Beating of suspects, prisoners must end
Beating of suspects, prisoners must endBy Editor
Tuesday May 20, 2008 [04:00]
The torture or other cruel, inhuman, or degrading treatment or beating of suspects and prisoners to death should be unthinkable. The Universal Declaration of Human Rights, Article 5 (1948) states that “No one shall be subjected to torture or to cruel, inhuman or degrading treatment or punishment”. We should not allow or condone our police cells and prisons to be pervaded by a culture of sadistic and malicious violence.
Reports of suspects and prisoners being killed by law enforcement officers or prison warders are increasing. As Human Rights Commission director Enoch Mulembe has observed, we are still battling as a nation with increasing numbers of torture and inhuman treatment of suspects.
On Sunday a prison warder was arrested in Mwinilunga for beating a prisoner to death. And we recently carried a story of two police officers in Mumbwa who were arrested for beating a suspect to death. This should not be condoned because every human being deserves to be given fair treatment regardless of them being prisoners or suspects.
We cannot fight crime and criminals using similar barbaric methods. If we do so, we should not consider ourselves to be better than those criminals we have put in our prisons or those who we suspect of having committed crimes and have been locked up in our police cells. If we do so, we should equally consider ourselves to be criminals who should be arrested, locked up, prosecuted, convicted and sent to prison.
Crime cannot be fought through crime. It cannot be fought in an inhuman manner. If this happens, those fighting crime – our law enforcement officers – will not be different from the criminals they are fighting.

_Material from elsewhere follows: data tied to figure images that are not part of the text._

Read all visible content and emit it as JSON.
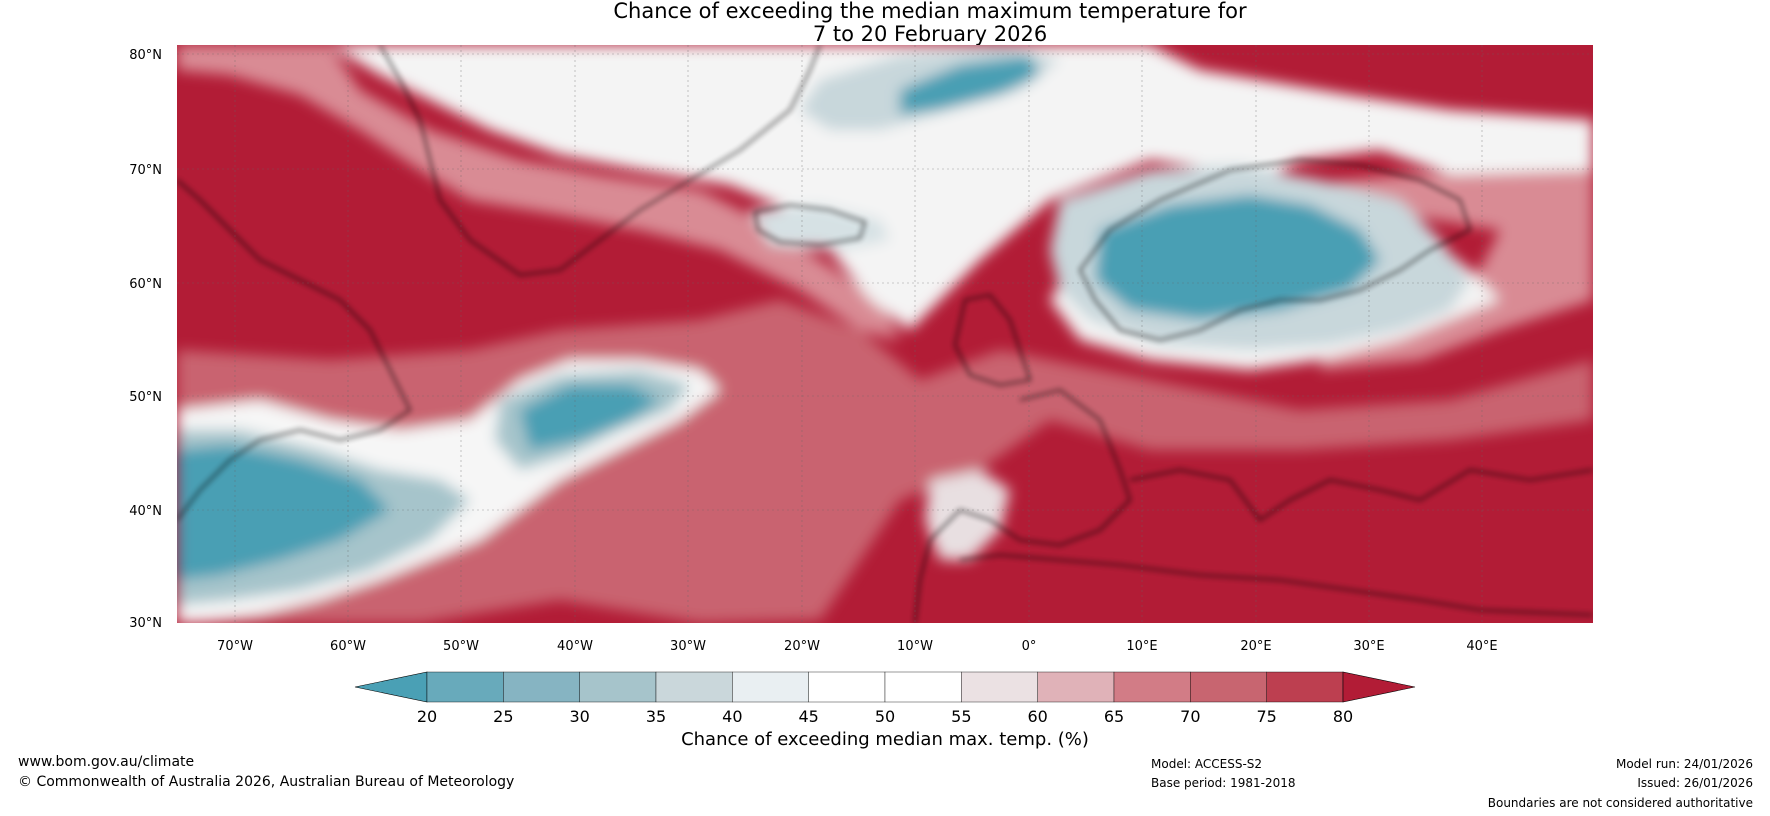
{
  "title": {
    "line1": "Chance of exceeding the median maximum temperature for",
    "line2": "7 to 20 February 2026"
  },
  "map": {
    "lat_labels": [
      "80°N",
      "70°N",
      "60°N",
      "50°N",
      "40°N",
      "30°N"
    ],
    "lon_labels": [
      "70°W",
      "60°W",
      "50°W",
      "40°W",
      "30°W",
      "20°W",
      "10°W",
      "0°",
      "10°E",
      "20°E",
      "30°E",
      "40°E"
    ],
    "colors": {
      "warm": "#b21c36",
      "warm_mid": "#c96470",
      "neutral": "#ffffff",
      "cool_light": "#c8d7db",
      "cool": "#4a9fb4",
      "coast": "#000000",
      "border": "#888888"
    }
  },
  "colorbar": {
    "ticks": [
      "20",
      "25",
      "30",
      "35",
      "40",
      "45",
      "50",
      "55",
      "60",
      "65",
      "70",
      "75",
      "80"
    ],
    "colors": [
      "#4aa0b5",
      "#68aabb",
      "#86b4c2",
      "#a6c4cb",
      "#cad7db",
      "#e9eff2",
      "#ffffff",
      "#ffffff",
      "#ebe1e3",
      "#e0b2b8",
      "#d27c86",
      "#c86570",
      "#bd3f50",
      "#b21c36"
    ],
    "label": "Chance of exceeding median max. temp. (%)"
  },
  "footer": {
    "website": "www.bom.gov.au/climate",
    "copyright": "© Commonwealth of Australia 2026, Australian Bureau of Meteorology",
    "model": "Model: ACCESS-S2",
    "base_period": "Base period: 1981-2018",
    "model_run": "Model run: 24/01/2026",
    "issued": "Issued: 26/01/2026",
    "disclaimer": "Boundaries are not considered authoritative"
  }
}
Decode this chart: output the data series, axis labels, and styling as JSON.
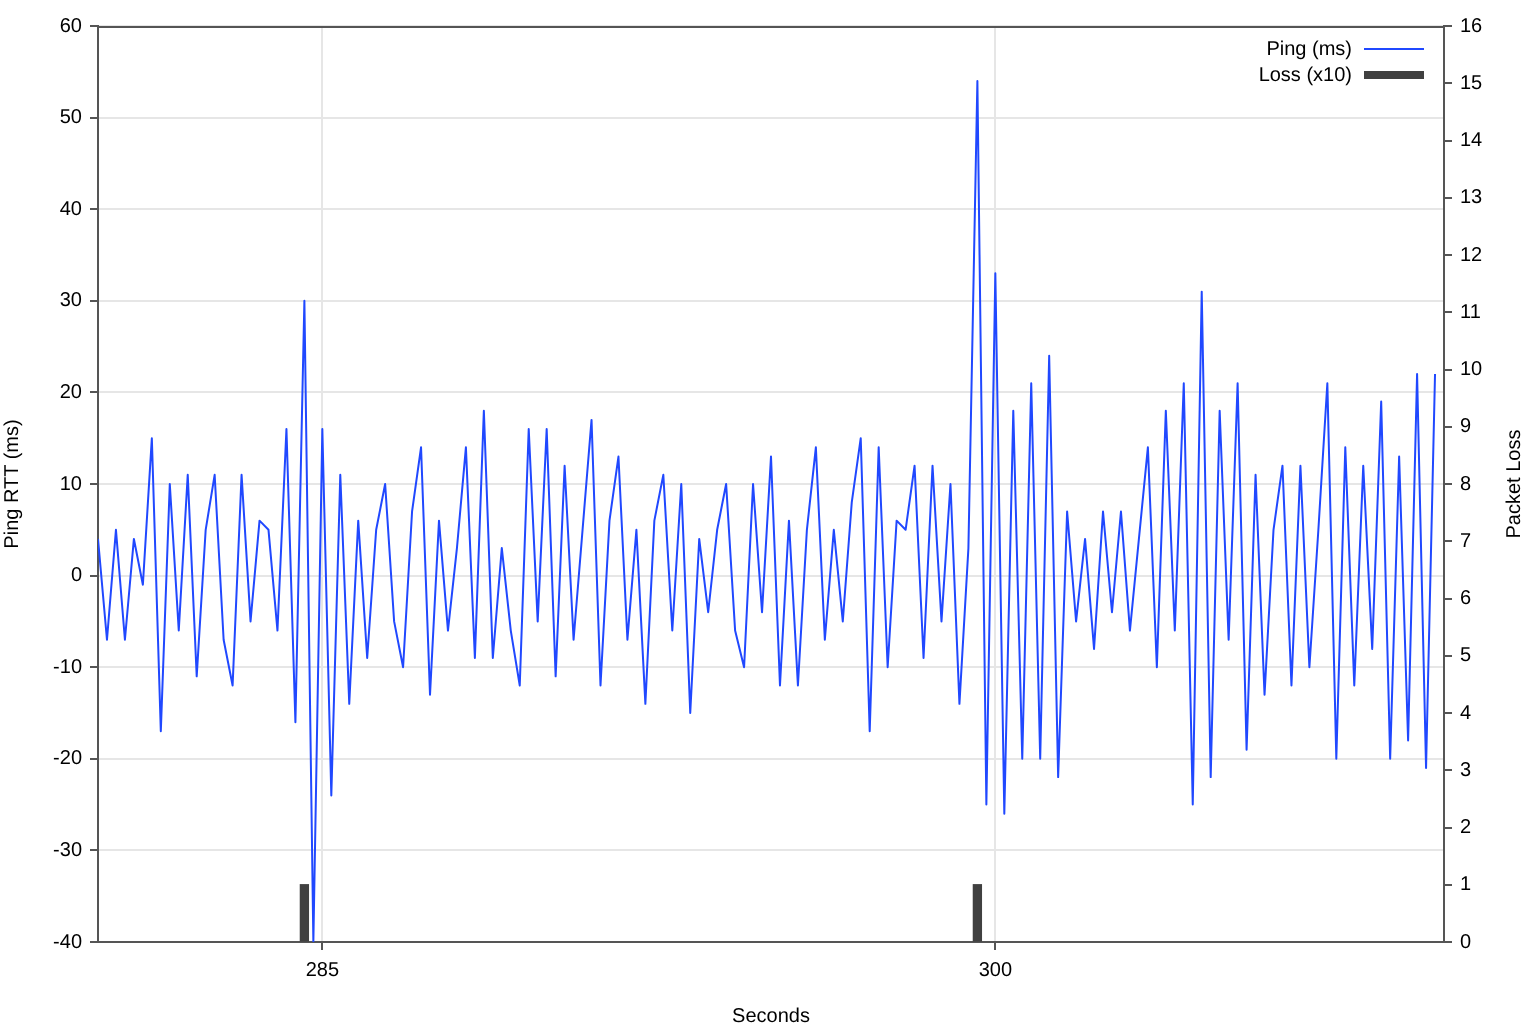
{
  "chart_data": {
    "type": "line",
    "xlabel": "Seconds",
    "ylabel": "Ping RTT (ms)",
    "y2label": "Packet Loss",
    "xlim": [
      280,
      310
    ],
    "xticks": [
      285,
      300
    ],
    "ylim": [
      -40,
      60
    ],
    "yticks": [
      -40,
      -30,
      -20,
      -10,
      0,
      10,
      20,
      30,
      40,
      50,
      60
    ],
    "y2lim": [
      0,
      16
    ],
    "y2ticks": [
      0,
      1,
      2,
      3,
      4,
      5,
      6,
      7,
      8,
      9,
      10,
      11,
      12,
      13,
      14,
      15,
      16
    ],
    "grid": true,
    "legend": "top right",
    "series": [
      {
        "name": "Ping (ms)",
        "color": "#2048ff",
        "x": [
          280,
          280.2,
          280.4,
          280.6,
          280.8,
          281,
          281.2,
          281.4,
          281.6,
          281.8,
          282,
          282.2,
          282.4,
          282.6,
          282.8,
          283,
          283.2,
          283.4,
          283.6,
          283.8,
          284,
          284.2,
          284.4,
          284.6,
          284.8,
          285,
          285.2,
          285.4,
          285.6,
          285.8,
          286,
          286.2,
          286.4,
          286.6,
          286.8,
          287,
          287.2,
          287.4,
          287.6,
          287.8,
          288,
          288.2,
          288.4,
          288.6,
          288.8,
          289,
          289.2,
          289.4,
          289.6,
          289.8,
          290,
          290.2,
          290.4,
          290.6,
          290.8,
          291,
          291.2,
          291.4,
          291.6,
          291.8,
          292,
          292.2,
          292.4,
          292.6,
          292.8,
          293,
          293.2,
          293.4,
          293.6,
          293.8,
          294,
          294.2,
          294.4,
          294.6,
          294.8,
          295,
          295.2,
          295.4,
          295.6,
          295.8,
          296,
          296.2,
          296.4,
          296.6,
          296.8,
          297,
          297.2,
          297.4,
          297.6,
          297.8,
          298,
          298.2,
          298.4,
          298.6,
          298.8,
          299,
          299.2,
          299.4,
          299.6,
          299.8,
          300,
          300.2,
          300.4,
          300.6,
          300.8,
          301,
          301.2,
          301.4,
          301.6,
          301.8,
          302,
          302.2,
          302.4,
          302.6,
          302.8,
          303,
          303.2,
          303.4,
          303.6,
          303.8,
          304,
          304.2,
          304.4,
          304.6,
          304.8,
          305,
          305.2,
          305.4,
          305.6,
          305.8,
          306,
          306.2,
          306.4,
          306.6,
          306.8,
          307,
          307.2,
          307.4,
          307.6,
          307.8,
          308,
          308.2,
          308.4,
          308.6,
          308.8,
          309,
          309.2,
          309.4,
          309.6,
          309.8
        ],
        "values": [
          4,
          -7,
          5,
          -7,
          4,
          -1,
          15,
          -17,
          10,
          -6,
          11,
          -11,
          5,
          11,
          -7,
          -12,
          11,
          -5,
          6,
          5,
          -6,
          16,
          -16,
          30,
          -40,
          16,
          -24,
          11,
          -14,
          6,
          -9,
          5,
          10,
          -5,
          -10,
          7,
          14,
          -13,
          6,
          -6,
          3,
          14,
          -9,
          18,
          -9,
          3,
          -6,
          -12,
          16,
          -5,
          16,
          -11,
          12,
          -7,
          5,
          17,
          -12,
          6,
          13,
          -7,
          5,
          -14,
          6,
          11,
          -6,
          10,
          -15,
          4,
          -4,
          5,
          10,
          -6,
          -10,
          10,
          -4,
          13,
          -12,
          6,
          -12,
          5,
          14,
          -7,
          5,
          -5,
          8,
          15,
          -17,
          14,
          -10,
          6,
          5,
          12,
          -9,
          12,
          -5,
          10,
          -14,
          3,
          54,
          -25,
          33,
          -26,
          18,
          -20,
          21,
          -20,
          24,
          -22,
          7,
          -5,
          4,
          -8,
          7,
          -4,
          7,
          -6,
          4,
          14,
          -10,
          18,
          -6,
          21,
          -25,
          31,
          -22,
          18,
          -7,
          21,
          -19,
          11,
          -13,
          5,
          12,
          -12,
          12,
          -10,
          5,
          21,
          -20,
          14,
          -12,
          12,
          -8,
          19,
          -20,
          13,
          -18,
          22,
          -21,
          22
        ]
      },
      {
        "name": "Loss (x10)",
        "type": "bar",
        "color": "#404040",
        "axis": "y2",
        "x": [
          284.6,
          299.6
        ],
        "values": [
          1,
          1
        ]
      }
    ]
  }
}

They will equally be criminals.
The rights of every human being must be upheld.
We cannot overlook the fact that most men and women who work in our prisons and police stations are decent professionals who have never physically abused or intentionally degraded an inmate or detainee. But the absence of leadership, oversight and external scrutiny can create a climate in which abuses will occur. Abusive officers do not operate in a vacuum.
A culture of brutality has developed, and seems to be taking root, in which law enforcement officers know they can get away with excessive, unnecessary, or even purely malicious violence. In such situations, senior officers have failed to communicate unequivocally, through training, staff supervision, investigations and discipline, that abuse will not be tolerated.
The failures of senior officers are compounded by the absence of external scrutiny. Prisons and police cells are closed institutions from which the press, human rights groups and members of the public are typically excluded. Independent expert inspections yielding public findings are rare, and usually occur only after the situation has become very bad.
Perhaps if photos or video tapes of abuse in our prisons and police cells were to circulate publicly, kind, sensitive and humane Zambians would be galvanised to protest such treatment. In the abscence of such graphic and unavoidable evidence, it is all too likely that abuse will continue to be part of many of our prisons and police cells.
Even detained children and youths are not immune from such brutality and abuse. They too are kicked, beaten, punched and mistreated in all sorts of ways.
Let us not forget that even if these people have committed serious crimes, they are still human beings, they are still our brothers and sisters deserving humane treatment. Our laws do not allow such abuses in any way.
Why? This is simply because our laws recognise human beings as human beings, and not as animals, regardless of their wrongs. Even those human beings who behave like ‘animals’, ‘wild beasts’, are still human beings and deserve to be treated as such. Their animal or wild beast behaviour does not take away their being human and their right to be treated as human beings. This is the way our law stands.
And probably this explains why we only have prisons for human beings and not for animals – even if the conditions in our prisons and police cells sometimes are worse than those of places where we keep animals.
For these reasons, imprisonment or detention of any sort should never be allowed to reduce the status of a human being to that of an animal. And as such they should always be treated as human beings who have committed a crime; and not as animals.
The purpose of a prison sentence is to ultimately protect society against crime and not to expose the prisoner to abuse or possible death at the hands of prison warders.
We therefore call for stiff punishment of prison and police officers who abuse or beat prisoners and detainees to death. Under no circumstances should we allow our law enforcement officers to effect summary executions of their prisoners or suspects. Corporal punishment can only be handed out by our courts of law and not our prison warders or police officers.
There is need to make our prison and police officers accountable for such deaths. Such practices must be brought to an end. Beating of prisoners or suspects, torture or other cruel, inhuman, or degrading practices should be unthinkable in our country.
Our prisons and police cells are not torture chambers.